May, the Month of Roses

Rose is the iconic flower of May. This month, it is at the blooming peak, painting the landscape and spreading its enveloping fragrance through the air. For those who have planned or wish to book a trip to Morocco in May, Dar Darma, an historical riad in the old Medina, serves homemade rose tea and organizes journeys to discover the Valley of Roses: five-hour drive east of Marrakech, toward the heart of Morocco, a distance worth traveling to discover the scenic landscapes that host the production of one of the world’s most prized essences.

Located behind the Atlas Mountains, among dates, fig, oranges and pomegranate trees, surrounded by the contrasts between red earth and green fields along the banks of the Dadès and M’Goun rivers, the Valley of the Roses is the destination of one of Morocco’s most evocative itineraries, which starts in Marrakech and heads to the fortified town of Ait-Ben-Haddou, circumnavigating the Ourika Valley, and continues toward Ouarzazate and Kelaat M’gouna.

The latter became the capital of the essence known as the “rose of May” and still keeps the secrets of master perfumers. Here, the ritual of picking the pale pink petals is followed by Berber-style festivities, with decorations, dances and celebrations. The landscape is suggestive: Kelaat M’gouna is located at the gateway to the Sahara, in the shadow of the Atlas Mountains. Around the village, fields in which rose bushes grow spread for more than 50 kilometers, along the Dadès and M’Goun rivers. Situated at an altitude of 1,500 meters, the fortified village of Kelaat M’gouna is surrounded by kasbahs and cultivated fields, whose vibrant green creates an extraordinary contrast with the typical red of the earth used to build the dwellings and the sparkling reflections of the water of the rivers, which feed lush oases slipping quietly through the rocks.

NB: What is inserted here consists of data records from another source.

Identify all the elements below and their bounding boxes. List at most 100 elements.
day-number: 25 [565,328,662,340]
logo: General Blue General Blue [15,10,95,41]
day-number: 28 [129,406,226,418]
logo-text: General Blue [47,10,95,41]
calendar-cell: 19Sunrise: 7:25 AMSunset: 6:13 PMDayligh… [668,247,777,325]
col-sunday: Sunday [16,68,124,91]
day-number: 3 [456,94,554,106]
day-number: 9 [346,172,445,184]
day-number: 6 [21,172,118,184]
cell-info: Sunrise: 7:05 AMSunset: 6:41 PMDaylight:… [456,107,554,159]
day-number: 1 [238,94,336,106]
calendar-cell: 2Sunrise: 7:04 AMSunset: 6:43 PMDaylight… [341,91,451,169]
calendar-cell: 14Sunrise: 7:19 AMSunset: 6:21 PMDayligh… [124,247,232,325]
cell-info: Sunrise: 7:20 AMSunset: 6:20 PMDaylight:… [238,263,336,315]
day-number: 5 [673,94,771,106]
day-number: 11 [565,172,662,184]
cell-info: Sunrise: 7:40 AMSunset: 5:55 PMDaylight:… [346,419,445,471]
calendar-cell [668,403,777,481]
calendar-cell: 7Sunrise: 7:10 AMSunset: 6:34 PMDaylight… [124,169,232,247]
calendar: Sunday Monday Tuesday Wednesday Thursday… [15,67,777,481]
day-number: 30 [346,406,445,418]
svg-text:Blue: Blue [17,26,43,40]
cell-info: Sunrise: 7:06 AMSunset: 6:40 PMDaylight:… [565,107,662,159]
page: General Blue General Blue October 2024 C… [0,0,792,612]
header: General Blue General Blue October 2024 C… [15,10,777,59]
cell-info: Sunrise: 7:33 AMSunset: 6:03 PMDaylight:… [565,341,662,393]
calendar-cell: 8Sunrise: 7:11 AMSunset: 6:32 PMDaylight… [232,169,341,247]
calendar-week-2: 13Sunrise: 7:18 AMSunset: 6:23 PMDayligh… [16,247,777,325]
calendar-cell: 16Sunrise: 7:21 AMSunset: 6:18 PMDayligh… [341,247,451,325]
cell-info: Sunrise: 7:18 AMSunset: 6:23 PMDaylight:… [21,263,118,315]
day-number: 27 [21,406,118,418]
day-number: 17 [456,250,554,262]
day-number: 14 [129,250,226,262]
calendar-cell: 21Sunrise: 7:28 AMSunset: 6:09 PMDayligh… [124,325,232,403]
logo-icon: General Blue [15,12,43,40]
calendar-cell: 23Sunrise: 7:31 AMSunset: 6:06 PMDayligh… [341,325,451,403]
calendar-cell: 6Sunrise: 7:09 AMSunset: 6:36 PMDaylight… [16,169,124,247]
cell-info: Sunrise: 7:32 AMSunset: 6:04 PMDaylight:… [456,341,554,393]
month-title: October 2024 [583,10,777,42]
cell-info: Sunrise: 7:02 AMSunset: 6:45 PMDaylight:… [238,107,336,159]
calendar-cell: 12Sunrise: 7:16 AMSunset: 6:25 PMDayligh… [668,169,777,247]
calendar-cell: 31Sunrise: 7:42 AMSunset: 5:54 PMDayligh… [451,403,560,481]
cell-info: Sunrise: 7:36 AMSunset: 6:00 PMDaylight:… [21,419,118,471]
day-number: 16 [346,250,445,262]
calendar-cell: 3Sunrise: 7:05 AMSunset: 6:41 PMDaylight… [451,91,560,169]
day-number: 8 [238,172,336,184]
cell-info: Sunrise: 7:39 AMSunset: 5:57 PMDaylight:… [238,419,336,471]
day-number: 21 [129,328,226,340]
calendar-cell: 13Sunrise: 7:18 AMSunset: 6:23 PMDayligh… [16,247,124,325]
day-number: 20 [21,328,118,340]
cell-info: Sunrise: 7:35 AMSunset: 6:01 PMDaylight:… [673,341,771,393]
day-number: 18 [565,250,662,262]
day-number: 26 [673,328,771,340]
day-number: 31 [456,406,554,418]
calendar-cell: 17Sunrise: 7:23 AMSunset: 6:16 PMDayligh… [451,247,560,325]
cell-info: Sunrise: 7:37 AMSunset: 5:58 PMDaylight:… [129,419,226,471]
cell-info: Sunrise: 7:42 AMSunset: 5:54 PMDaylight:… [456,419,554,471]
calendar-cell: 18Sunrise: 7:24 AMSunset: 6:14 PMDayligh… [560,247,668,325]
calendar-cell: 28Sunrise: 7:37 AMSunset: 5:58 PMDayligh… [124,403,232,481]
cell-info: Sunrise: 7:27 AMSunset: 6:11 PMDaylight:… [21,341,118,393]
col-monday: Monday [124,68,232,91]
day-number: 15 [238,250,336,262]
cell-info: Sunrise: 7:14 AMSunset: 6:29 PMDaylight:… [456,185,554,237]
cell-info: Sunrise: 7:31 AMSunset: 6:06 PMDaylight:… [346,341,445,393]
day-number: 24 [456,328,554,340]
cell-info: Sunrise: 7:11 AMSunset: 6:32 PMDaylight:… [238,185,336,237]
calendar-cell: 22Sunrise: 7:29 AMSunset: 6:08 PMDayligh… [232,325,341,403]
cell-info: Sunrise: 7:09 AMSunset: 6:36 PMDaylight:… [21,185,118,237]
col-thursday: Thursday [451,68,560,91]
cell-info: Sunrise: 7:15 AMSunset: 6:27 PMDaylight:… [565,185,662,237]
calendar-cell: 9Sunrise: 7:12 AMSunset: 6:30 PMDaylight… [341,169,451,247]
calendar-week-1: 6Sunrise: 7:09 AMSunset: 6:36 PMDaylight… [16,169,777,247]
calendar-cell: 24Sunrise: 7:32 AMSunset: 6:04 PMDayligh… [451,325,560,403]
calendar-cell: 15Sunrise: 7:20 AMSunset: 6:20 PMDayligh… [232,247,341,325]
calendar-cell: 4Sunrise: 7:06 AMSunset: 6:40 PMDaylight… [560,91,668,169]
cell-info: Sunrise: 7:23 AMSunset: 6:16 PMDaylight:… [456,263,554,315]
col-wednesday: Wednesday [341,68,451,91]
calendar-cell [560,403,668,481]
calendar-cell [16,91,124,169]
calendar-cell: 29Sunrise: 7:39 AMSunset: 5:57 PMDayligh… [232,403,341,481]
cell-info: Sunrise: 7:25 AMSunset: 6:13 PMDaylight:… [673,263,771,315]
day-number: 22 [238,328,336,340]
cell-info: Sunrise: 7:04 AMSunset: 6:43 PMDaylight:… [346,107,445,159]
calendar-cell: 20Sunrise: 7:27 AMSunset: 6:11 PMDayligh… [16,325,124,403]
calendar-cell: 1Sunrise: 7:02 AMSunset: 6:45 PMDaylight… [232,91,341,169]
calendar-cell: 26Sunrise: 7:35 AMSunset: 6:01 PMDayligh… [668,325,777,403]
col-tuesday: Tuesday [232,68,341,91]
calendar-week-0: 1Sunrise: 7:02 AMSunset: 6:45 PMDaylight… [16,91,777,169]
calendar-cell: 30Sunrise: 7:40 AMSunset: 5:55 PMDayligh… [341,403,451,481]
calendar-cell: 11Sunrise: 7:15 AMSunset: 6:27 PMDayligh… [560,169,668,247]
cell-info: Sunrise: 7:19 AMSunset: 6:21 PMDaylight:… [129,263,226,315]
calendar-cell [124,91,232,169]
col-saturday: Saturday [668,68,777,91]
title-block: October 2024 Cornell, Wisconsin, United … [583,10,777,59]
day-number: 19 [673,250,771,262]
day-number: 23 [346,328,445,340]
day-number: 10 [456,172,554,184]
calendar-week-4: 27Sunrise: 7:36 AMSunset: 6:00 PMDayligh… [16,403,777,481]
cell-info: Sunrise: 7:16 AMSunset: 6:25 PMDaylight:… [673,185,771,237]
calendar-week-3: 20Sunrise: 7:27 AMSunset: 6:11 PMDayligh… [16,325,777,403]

The native species is the Damask rose, originally from Persia, which according to legend was brought to Morocco centuries ago by a Berber merchant. Every year, during the main growing season, between April and May, it is possible to admire tiny roses popping up everywhere, close your eyes and breathe in the inebriating fragrance that spreads in the air. Annually, local women pick, exclusively in the morning, between 3,000 and 4,000 tons of wild rose buds, which are then dried or used by local distilleries to make rose water, oil and soaps or even for perfume creation, especially by French maisons. The buds are also used for small jewelry and handcrafted creations, or even for making tea, which is aromatic and refreshing, easy to prepare and full of benefits as it is gently cleansing, has relaxing properties, and is rich in antioxidants and vitamin C.

Rose tea recipe from Maria, chef

Place five or six fresh rose petals or one teaspoon of dried petals in a cup, add one teaspoon of loose green tea (or the one you prefer), cover with boiling water and let stand, preferably covered, for about 5 minutes. Once ready, filter and sweeten with honey. If desired, you can enrich the rose tea with a small piece of ginger or a few mint leaves, as well as dried orange, violet, lavender, a pinch of nutmeg or a few cloves.